Tracking changes in Migrate with dynamic row hashes

When it comes to Drupal and external data, I use Migrate. A lot. Like a lot, lot, lot. Many times this data is being imported over CSV files that are pushed to a server at some defined interval. Usually, the data can be derived directly from the CSV file itself, other times a custom process plugin derives data from other information. Drupal's Migrate system has two steps to check if new data should be imported or skipped. First, you can tell the migration source to track changes for each row. Then, if you are tracking changes, it hashes each row of data to see if it has been changed. If you have changes in your data source, it will insert the new record or update the previously migrated record.

Why would you need this? Here's my use case. I have an entity which references a subset of other entities migrated in another process. I use a process plugin to determine which of those other entities can be referenced. The decision can change over time without my source files changing their data. We have a script which executes migrations every hour.

Honestly, this took me longer to discover than I would have preferred. And that's due to the fact YAML doesn't have an easy way to inspect the schema its system allows. Eventually, I made my way to the \Drupal\migrate\Plugin\migrate\source\SourcePluginBase class, which defines the schema for the source property on a migration. Then I discovered this!

  /**
   * Flags whether to track changes to incoming data.
   *
   * If TRUE, we will maintain hashed source rows to determine whether incoming
   * data has changed.
   *
   * @var bool
   */
  protected $trackChanges = FALSE;

I manually overrode this in my source plugin class. You would do this in your migration

source:
  plugin: csv
  path: 'private://myfile.csv'
  delimiter: ';'
  header_row_count: 1
  # Set this and make it true.
  track_changes: true
  keys:
    - SKU

Note: I also had to disable cache counts. I can't remember if this was way, but I did. The property and config key are cacheCounts and cache_counts respectively.

Okay, so now your migration will detect new rows in your source file 🤩🎉. If a row has value changes, Migrate will detect these and import the row if anything has changed. See the following from \Drupal\migrate\Plugin\migrate\source\SourcePluginBase::prepareRow

    elseif ($this->trackChanges) {
      // When tracking changed data, We want to quietly skip (rather than
      // "ignore") rows with changes.
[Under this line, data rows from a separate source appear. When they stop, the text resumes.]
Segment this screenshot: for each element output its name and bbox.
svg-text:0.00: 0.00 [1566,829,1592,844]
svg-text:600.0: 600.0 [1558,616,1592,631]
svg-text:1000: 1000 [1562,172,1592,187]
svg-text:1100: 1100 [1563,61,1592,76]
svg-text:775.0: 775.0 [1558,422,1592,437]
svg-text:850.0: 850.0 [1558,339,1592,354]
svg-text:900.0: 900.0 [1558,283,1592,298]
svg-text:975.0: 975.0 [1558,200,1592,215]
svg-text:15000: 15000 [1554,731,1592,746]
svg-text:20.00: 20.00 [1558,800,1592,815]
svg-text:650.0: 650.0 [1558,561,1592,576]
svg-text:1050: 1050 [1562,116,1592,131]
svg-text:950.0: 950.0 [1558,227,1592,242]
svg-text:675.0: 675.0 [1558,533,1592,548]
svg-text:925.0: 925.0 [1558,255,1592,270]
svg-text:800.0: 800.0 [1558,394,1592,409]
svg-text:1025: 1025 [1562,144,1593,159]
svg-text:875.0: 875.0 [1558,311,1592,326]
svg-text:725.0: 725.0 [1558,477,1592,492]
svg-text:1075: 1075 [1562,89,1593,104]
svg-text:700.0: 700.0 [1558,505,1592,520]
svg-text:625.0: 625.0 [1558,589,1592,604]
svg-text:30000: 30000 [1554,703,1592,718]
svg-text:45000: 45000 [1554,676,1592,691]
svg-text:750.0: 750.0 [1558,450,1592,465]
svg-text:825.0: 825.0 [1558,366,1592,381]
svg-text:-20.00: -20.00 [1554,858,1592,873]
The caller needs to make that decision,
      // so we need to provide them with the necessary information (before and
      // after hashes).
      $row->rehash();
    }

The migration rehashes the row and later checks if that hash value changed. Here's how that hash is generated in \Drupal\migrate\Row::rehash:

  /**
   * Recalculates the hash for the row.
   */
  public function rehash() {
    $this->idMap['original_hash'] = $this->idMap['hash'];
    $this->idMap['hash'] = hash('sha256', serialize($this->source));
  }

Now. How do we "bust" that row hash if a process plugin will possibly change data? The process plugin reads values from our source. That source did not change. The fix? Use a hook to alter the row's source values and add metadata! Note that I said hook. Most interactions with Migrate are event driven, but the operation we need here is a hook.

The solution is to implement hook_migrate_MIGRATION_ID_prepare_row and add metadata values to the row's source values. These are harmless and can act as hash invalidators. In my case, I use this to query the number of references in my entity reference. If the number goes up or down, my data is updated and its updated references respected. It's magic!

<?php

use Drupal\migrate\Plugin\MigrateSourceInterface;
use Drupal\migrate\Plugin\MigrationInterface;
use Drupal\migrate\Row;

/**
 * Implements hook_migrate_MIGRATION_ID_prepare_row().
 *
 * Determine the number of references to influence the hash.
 */
function mymodule_migrate_MIGRATION_ID_prepare_row(Row $row, MigrateSourceInterface $source, MigrationInterface $migration) {
  $database = \Drupal::database();
  
  // This property is the identifier on the remote table.
  $sku = $row->getSourceProperty('MY_SOURCE_VALUE');
  
  $query = $database
    ->select('OTHER_ENTITY_TABLE')
    ->condition('COLUMN', $sku);

  $count = (int) $query
    ->countQuery()
    ->execute()
    ->fetchField();

  // Set the count as a
  $row->setSourceProperty('entity_count', $count);
}

Viola! Now on each migration run any changes in referenced entities causes that row's mapped entity record to be updated.